Uploading a file
You can upload supported file types to a project in watsonx BI and use it as a source of data to ask questions in Conversations.
When you upload your file, the first 1000 rows of the file are scanned to determine metadata, such as column names and data types. Then, additional enriched metadata is created by using the data in the file. After enrichment is complete, you can start asking questions about the data in the file.
If the first 1000 rows are empty, these rows are treated as varchar or string columns in the query engine, even if numeric values exist in the subsequent rows. Empty rows might lead to errors when a query processes SUM on a varchar column. To avoid this issue, before you upload, sort the file so that the first 1000 rows are not empty and the data type can be correctly identified and treated.
You can find your uploaded files on Data and Metrics > Data sources > Uploaded files tab. They are also listed as data assets on the Assets page of your project.
All uploaded files in watsonx BI as a Service are stored in the Cloud Object Storage bucket that is associated with your project.
Uploading a file
-
Click the upload icon in the input box on Conversations or go to Data and metrics > Data sources > Uploaded files.
-
On Data and Metrics, select the project that you want to upload the files to.
-
Browse for the files on your local drive, and select one or more files to upload. You can also drop files into the drop zone.
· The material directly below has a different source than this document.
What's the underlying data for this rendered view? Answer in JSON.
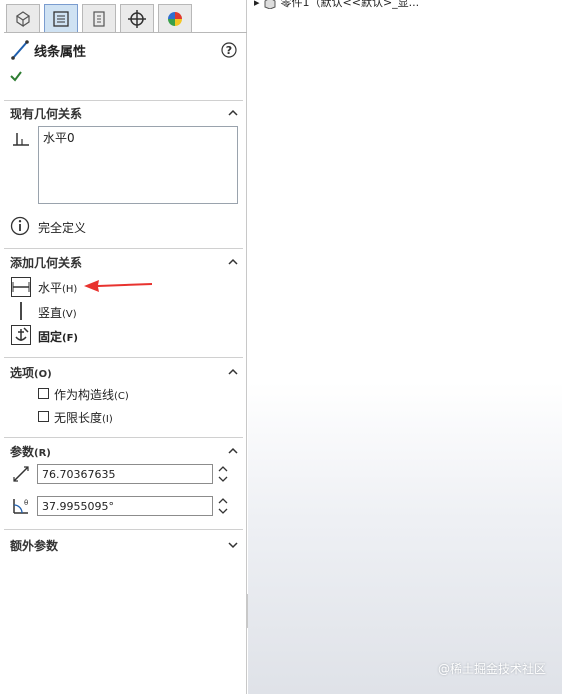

Progress messages appear at different stages of the upload:
-
Preparing - In this stage, watsonx BI prepares the data in the file for metadata enrichment.
-
Enriching - The data in the file then undergoes metadata enrichment, which adds business context metadata to your data to prepare it for conversations.
-
Ready - Metadata enrichment completes successfully.
-
-
Click the Review link to review the enrichment results.
Metadata enrichment adds business context to your data in the form of business terms, labels, and descriptions. Check to make sure that these additions are accurate and meaningful.
Any changes that you make to the enrichment results save automatically.
If the uploaded file has more than 10,000 rows, click Review > Columns > Select a column. Check the Statistics section in the Details panel to ensure that data sampling captured the distinct values. If certain columns are fewer than expected, click Edit enrichment and change Sample size to Percentage. Enter 10 in the Percent of the data set field and enter 10000 in the Maximum number of rows field. Click Enrich all assets to re-run enrichment.
-
(Optional) Click Ask a question to ask questions about the data in the uploaded file.
When a file successfully uploads to a project, it is listed as a data asset in the project view.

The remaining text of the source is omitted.